Here is a link to output file format....http://code.google.com/p/joint-
snv-mix/wiki/output

So, I wanted to see the most likely SNPs to be AA_AB (normal_tumor)
awk '$10 ~ /^1.0000$/'
JointSNVMix_two_chr3:178940000-178940000.output.txt

chr3 178952085 A G 50 2 28 16 0.0000 1.0000 0.0000 0.0000 0.0000
0.0000 0.0000 0.0000 0.0000
chr3 184641098 A C 37 5 34 13 0.0000 1.0000 0.0000 0.0000 0.0000
0.0000 0.0000 0.0000 0.0000
chr3 185003943 T G 46 0 18 6 0.0000 1.0000 0.0000 0.0000 0.0000 0.0000
0.0000 0.0000 0.0000
chr3 187034293 G T 39 2 16 7 0.0000 1.0000 0.0000 0.0000 0.0000 0.0000
0.0000 0.0000 0.0000
chr3 187336402 C T 44 6 27 12 0.0000 1.0000 0.0000 0.0000 0.0000
0.0000 0.0000 0.0000 0.0000
chr3 188855139 T G 35 0 35 13 0.0000 1.0000 0.0000 0.0000 0.0000
0.0000 0.0000 0.0000 0.0000
chr3 189726254 G T 33 7 17 9 0.0000 1.0000 0.0000 0.0000 0.0000 0.0000
0.0000 0.0000 0.0000
chr3 190808008 G T 39 12 8 10 0.0000 1.0000 0.0000 0.0000 0.0000
0.0000 0.0000 0.0000 0.0000
chr3 193247965 C T 45 0 25 8 0.0000 1.0000 0.0000 0.0000 0.0000 0.0000
0.0000 0.0000 0.0000
chr3 195684404 G A 61 2 55 10 0.0000 1.0000 0.0000 0.0000 0.0000
0.0000 0.0000 0.0000 0.0000
chr3 195785596 T G 41 2 7 5 0.0000 1.0000 0.0000 0.0000 0.0000 0.0000
0.0000 0.0000 0.0000
chr3 197113200 T C 72 3 97 16 0.0000 1.0000 0.0000 0.0000 0.0000
0.0000 0.0000 0.0000 0.0000
chr3 197117059 G T 60 6 71 13 0.0000 1.0000 0.0000 0.0000 0.0000
0.0000 0.0000 0.0000 0.0000

Can quickly see that using min_tumor_depth would eliminate the two
most dubious calls and I'm looking forward to MutationSeq to help
filter out false positives.
Now, will explore some of the other parameters.
Thanks Andrew and Shah lab, very much, for this program.

Trip

aroth

unread,

Dec 5, 2011, 4:17:18 PM12/5/11

to JointSNVMix User Group

Just one thing to note when looking at the results of the JointSNVMix2
model.

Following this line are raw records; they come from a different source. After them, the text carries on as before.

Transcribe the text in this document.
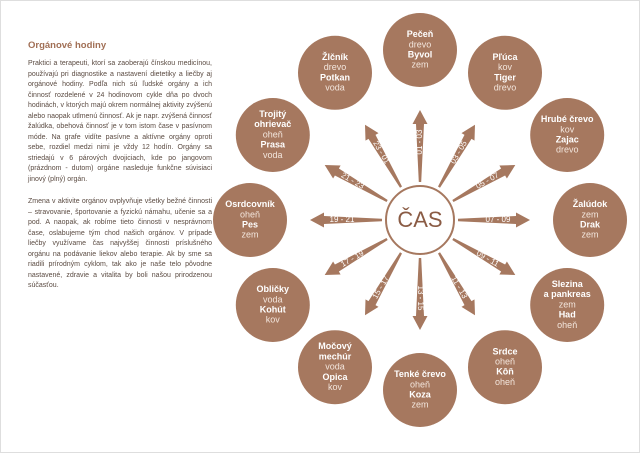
Orgánové hodiny
Praktici a terapeuti, ktorí sa zaoberajú čínskou medicínou, používajú pri diagnostike a nastavení dietetiky a liečby aj orgánové hodiny. Podľa nich sú ľudské orgány a ich činnosť rozdelené v 24 hodinovom cykle dňa po dvoch hodinách, v ktorých majú okrem normálnej aktivity zvýšenú alebo naopak utlmenú činnosť. Ak je napr. zvýšená činnosť žalúdka, obehová činnosť je v tom istom čase v pasívnom móde. Na grafe vidíte pasívne a aktívne orgány oproti sebe, rozdiel medzi nimi je vždy 12 hodín. Orgány sa striedajú v 6 párových dvojiciach, kde po jangovom (prázdnom - dutom) orgáne nasleduje funkčne súvisiaci jinový (plný) orgán.
Zmena v aktivite orgánov ovplyvňuje všetky bežné činnosti – stravovanie, športovanie a fyzickú námahu, učenie sa a pod. A naopak, ak robíme tieto činnosti v nesprávnom čase, oslabujeme tým chod našich orgánov. V prípade liečby využívame čas najvyššej činnosti príslušného orgánu na podávanie liekov alebo terapie. Ak by sme sa riadili prírodným cyklom, tak ako je naše telo pôvodne nastavené, zdravie a vitalita by boli našou prirodzenou súčasťou.
01 - 03	03 - 05
05 - 07
07 - 09
09 - 11
11 - 13
13 - 15
15 - 17
17 - 19
19 - 21
21 - 23
23 - 01
ČAS
Pečeň
drevo
Byvol
zem
Pľúca
kov
Tiger
drevo
Hrubé črevo
kov
Zajac
drevo
Žalúdok
zem
Drak
zem
Slezina
a pankreas
zem
Had
oheň
Srdce
oheň
Kôň
oheň
Tenké črevo
oheň
Koza
zem
Močový
mechúr
voda
Opica
kov
Obličky
voda
Kohút
kov
Osrdcovník
oheň
Pes
zem
Trojitý
ohrievač
oheň
Prasa
voda
Žlčník
drevo
Potkan
voda
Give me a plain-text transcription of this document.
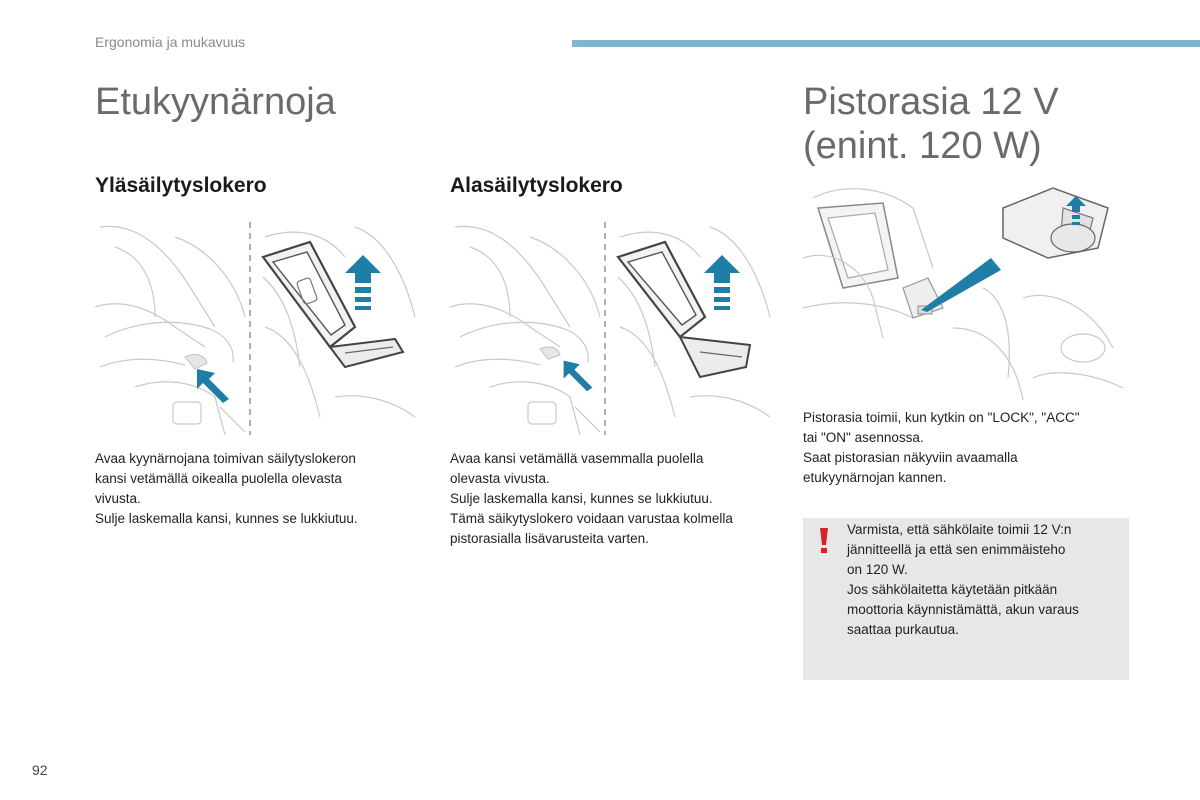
Ergonomia ja mukavuus
Etukyynärnoja	Pistorasia 12 V
(enint. 120 W)
Yläsäilytyslokero	Alasäilytyslokero
Avaa kyynärnojana toimivan säilytyslokeron
kansi vetämällä oikealla puolella olevasta
vivusta.
Sulje laskemalla kansi, kunnes se lukkiutuu.
Avaa kansi vetämällä vasemmalla puolella
olevasta vivusta.
Sulje laskemalla kansi, kunnes se lukkiutuu.
Tämä säikytyslokero voidaan varustaa kolmella
pistorasialla lisävarusteita varten.
Pistorasia toimii, kun kytkin on "LOCK", "ACC"
tai "ON" asennossa.
Saat pistorasian näkyviin avaamalla
etukyynärnojan kannen.
Varmista, että sähkölaite toimii 12 V:n
jännitteellä ja että sen enimmäisteho
on 120 W.
Jos sähkölaitetta käytetään pitkään
moottoria käynnistämättä, akun varaus
saattaa purkautua.
92
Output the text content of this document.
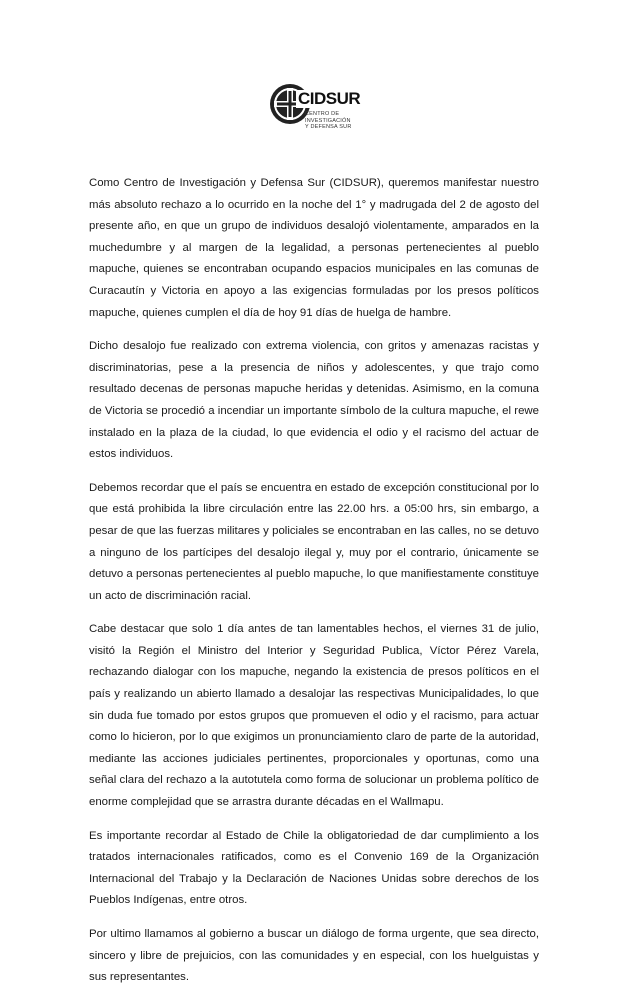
CIDSUR
CENTRO DE
INVESTIGACIÓN
Y DEFENSA SUR

Como Centro de Investigación y Defensa Sur (CIDSUR), queremos manifestar nuestro más absoluto rechazo a lo ocurrido en la noche del 1° y madrugada del 2 de agosto del presente año, en que un grupo de individuos desalojó violentamente, amparados en la muchedumbre y al margen de la legalidad, a personas pertenecientes al pueblo mapuche, quienes se encontraban ocupando espacios municipales en las comunas de Curacautín y Victoria en apoyo a las exigencias formuladas por los presos políticos mapuche, quienes cumplen el día de hoy 91 días de huelga de hambre.

Dicho desalojo fue realizado con extrema violencia, con gritos y amenazas racistas y discriminatorias, pese a la presencia de niños y adolescentes, y que trajo como resultado decenas de personas mapuche heridas y detenidas. Asimismo, en la comuna de Victoria se procedió a incendiar un importante símbolo de la cultura mapuche, el rewe instalado en la plaza de la ciudad, lo que evidencia el odio y el racismo del actuar de estos individuos.

Debemos recordar que el país se encuentra en estado de excepción constitucional por lo que está prohibida la libre circulación entre las 22.00 hrs. a 05:00 hrs, sin embargo, a pesar de que las fuerzas militares y policiales se encontraban en las calles, no se detuvo a ninguno de los partícipes del desalojo ilegal y, muy por el contrario, únicamente se detuvo a personas pertenecientes al pueblo mapuche, lo que manifiestamente constituye un acto de discriminación racial.

Cabe destacar que solo 1 día antes de tan lamentables hechos, el viernes 31 de julio, visitó la Región el Ministro del Interior y Seguridad Publica, Víctor Pérez Varela, rechazando dialogar con los mapuche, negando la existencia de presos políticos en el país y realizando un abierto llamado a desalojar las respectivas Municipalidades, lo que sin duda fue tomado por estos grupos que promueven el odio y el racismo, para actuar como lo hicieron, por lo que exigimos un pronunciamiento claro de parte de la autoridad, mediante las acciones judiciales pertinentes, proporcionales y oportunas, como una señal clara del rechazo a la autotutela como forma de solucionar un problema político de enorme complejidad que se arrastra durante décadas en el Wallmapu.

Es importante recordar al Estado de Chile la obligatoriedad de dar cumplimiento a los tratados internacionales ratificados, como es el Convenio 169 de la Organización Internacional del Trabajo y la Declaración de Naciones Unidas sobre derechos de los Pueblos Indígenas, entre otros.

Por ultimo llamamos al gobierno a buscar un diálogo de forma urgente, que sea directo, sincero y libre de prejuicios, con las comunidades y en especial, con los huelguistas y sus representantes.
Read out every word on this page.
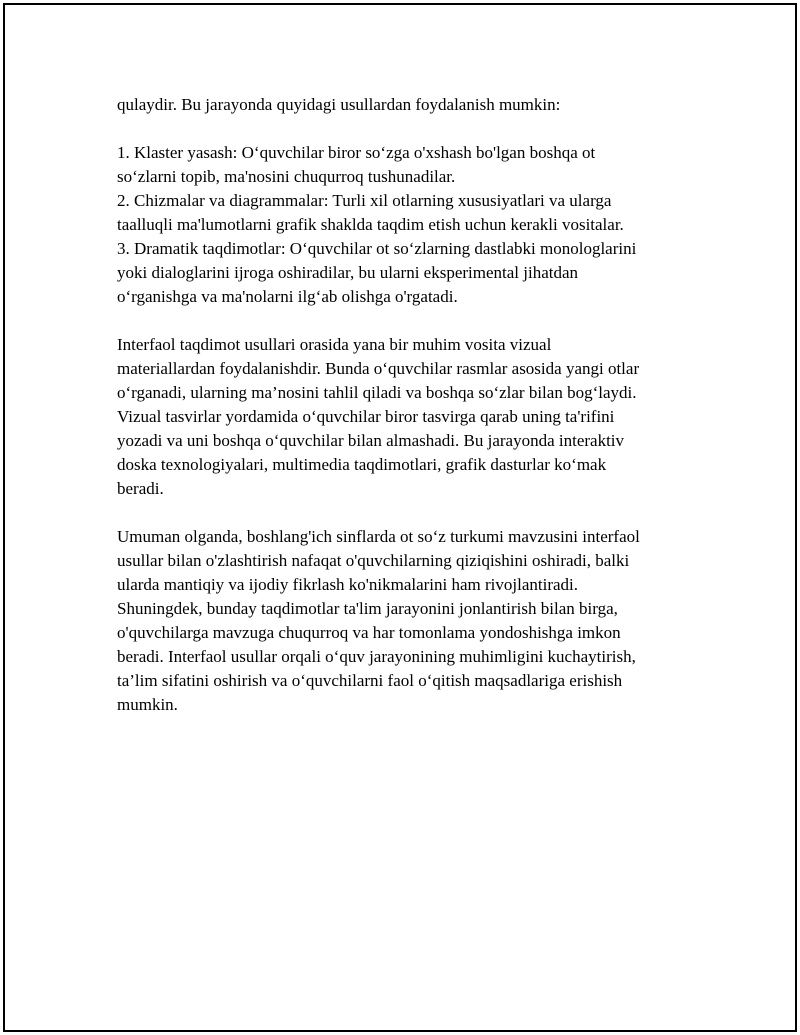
qulaydir. Bu jarayonda quyidagi usullardan foydalanish mumkin:

1. Klaster yasash: O‘quvchilar biror so‘zga o'xshash bo'lgan boshqa ot

so‘zlarni topib, ma'nosini chuqurroq tushunadilar.

2. Chizmalar va diagrammalar: Turli xil otlarning xususiyatlari va ularga

taalluqli ma'lumotlarni grafik shaklda taqdim etish uchun kerakli vositalar.

3. Dramatik taqdimotlar: O‘quvchilar ot so‘zlarning dastlabki monologlarini

yoki dialoglarini ijroga oshiradilar, bu ularni eksperimental jihatdan

o‘rganishga va ma'nolarni ilg‘ab olishga o'rgatadi.

Interfaol taqdimot usullari orasida yana bir muhim vosita vizual

materiallardan foydalanishdir. Bunda o‘quvchilar rasmlar asosida yangi otlar

o‘rganadi, ularning ma’nosini tahlil qiladi va boshqa so‘zlar bilan bog‘laydi.

Vizual tasvirlar yordamida o‘quvchilar biror tasvirga qarab uning ta'rifini

yozadi va uni boshqa o‘quvchilar bilan almashadi. Bu jarayonda interaktiv

doska texnologiyalari, multimedia taqdimotlari, grafik dasturlar ko‘mak

beradi.

Umuman olganda, boshlang'ich sinflarda ot so‘z turkumi mavzusini interfaol

usullar bilan o'zlashtirish nafaqat o'quvchilarning qiziqishini oshiradi, balki

ularda mantiqiy va ijodiy fikrlash ko'nikmalarini ham rivojlantiradi.

Shuningdek, bunday taqdimotlar ta'lim jarayonini jonlantirish bilan birga,

o'quvchilarga mavzuga chuqurroq va har tomonlama yondoshishga imkon

beradi. Interfaol usullar orqali o‘quv jarayonining muhimligini kuchaytirish,

ta’lim sifatini oshirish va o‘quvchilarni faol o‘qitish maqsadlariga erishish

mumkin.
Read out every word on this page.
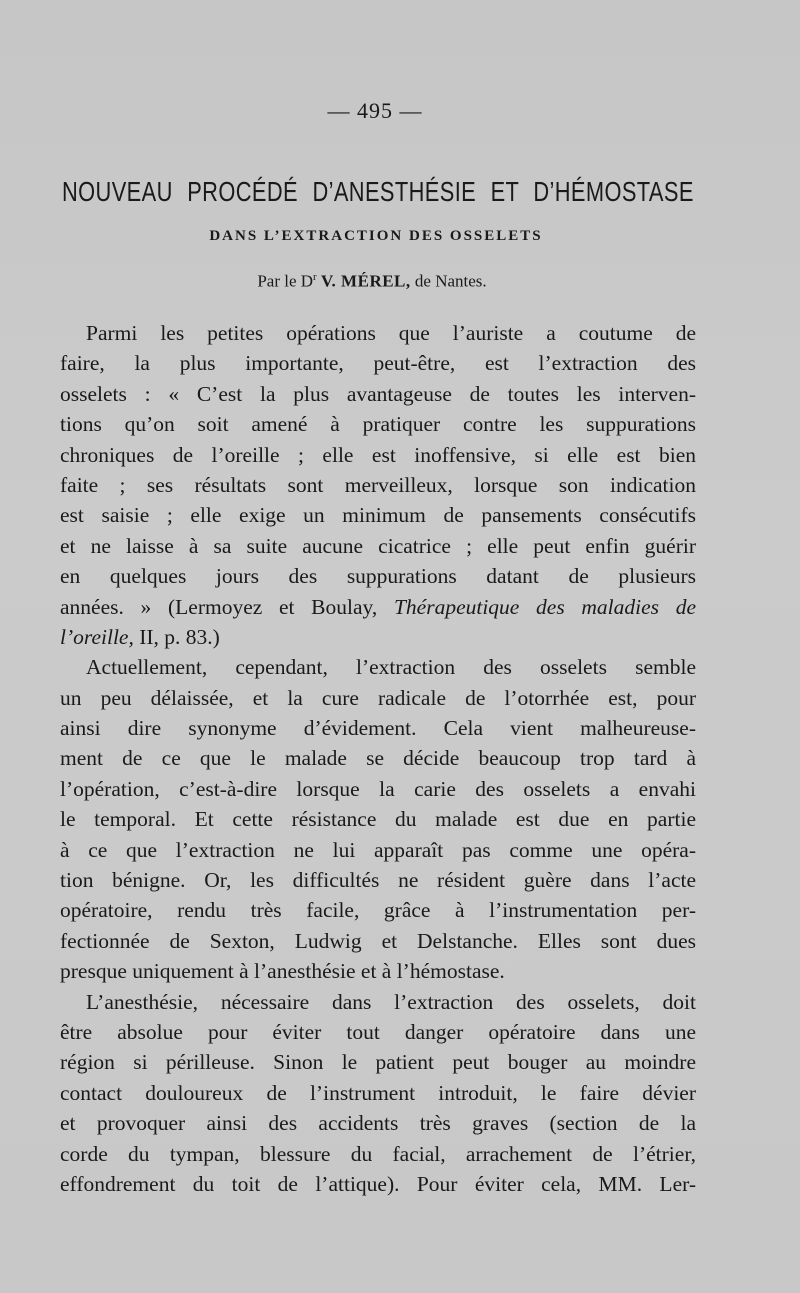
— 495 —
NOUVEAU PROCÉDÉ D’ANESTHÉSIE ET D’HÉMOSTASE
DANS L’EXTRACTION DES OSSELETS
Par le $D^r$ V. MÉREL, de Nantes.
Parmi les petites opérations que l’auriste a coutume de
faire, la plus importante, peut-être, est l’extraction des
osselets : « C’est la plus avantageuse de toutes les interven-
tions qu’on soit amené à pratiquer contre les suppurations
chroniques de l’oreille ; elle est inoffensive, si elle est bien
faite ; ses résultats sont merveilleux, lorsque son indication
est saisie ; elle exige un minimum de pansements consécutifs
et ne laisse à sa suite aucune cicatrice ; elle peut enfin guérir
en quelques jours des suppurations datant de plusieurs
années. » (Lermoyez et Boulay, Thérapeutique des maladies de
l’oreille, II, p. 83.)
Actuellement, cependant, l’extraction des osselets semble
un peu délaissée, et la cure radicale de l’otorrhée est, pour
ainsi dire synonyme d’évidement. Cela vient malheureuse-
ment de ce que le malade se décide beaucoup trop tard à
l’opération, c’est-à-dire lorsque la carie des osselets a envahi
le temporal. Et cette résistance du malade est due en partie
à ce que l’extraction ne lui apparaît pas comme une opéra-
tion bénigne. Or, les difficultés ne résident guère dans l’acte
opératoire, rendu très facile, grâce à l’instrumentation per-
fectionnée de Sexton, Ludwig et Delstanche. Elles sont dues
presque uniquement à l’anesthésie et à l’hémostase.
L’anesthésie, nécessaire dans l’extraction des osselets, doit
être absolue pour éviter tout danger opératoire dans une
région si périlleuse. Sinon le patient peut bouger au moindre
contact douloureux de l’instrument introduit, le faire dévier
et provoquer ainsi des accidents très graves (section de la
corde du tympan, blessure du facial, arrachement de l’étrier,
effondrement du toit de l’attique). Pour éviter cela, MM. Ler-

The count data shows all counts observed regardless of base and
mapping quality. However, not all counts contribute equally to
genotype call as they are weighted by qualities. Thus a line such as

chr3 197117059 G T 60 6 71
13 0.0000 1.0000 0.0000 0.0000 0.0000 0.0000 0.0000 0.0000
0.0000

may have quite different count data if a filter on base or mapping
quality was used such as by the JointSNVMix1. When post-processing
JointSNVMix2 results, it is important to keep this in mind.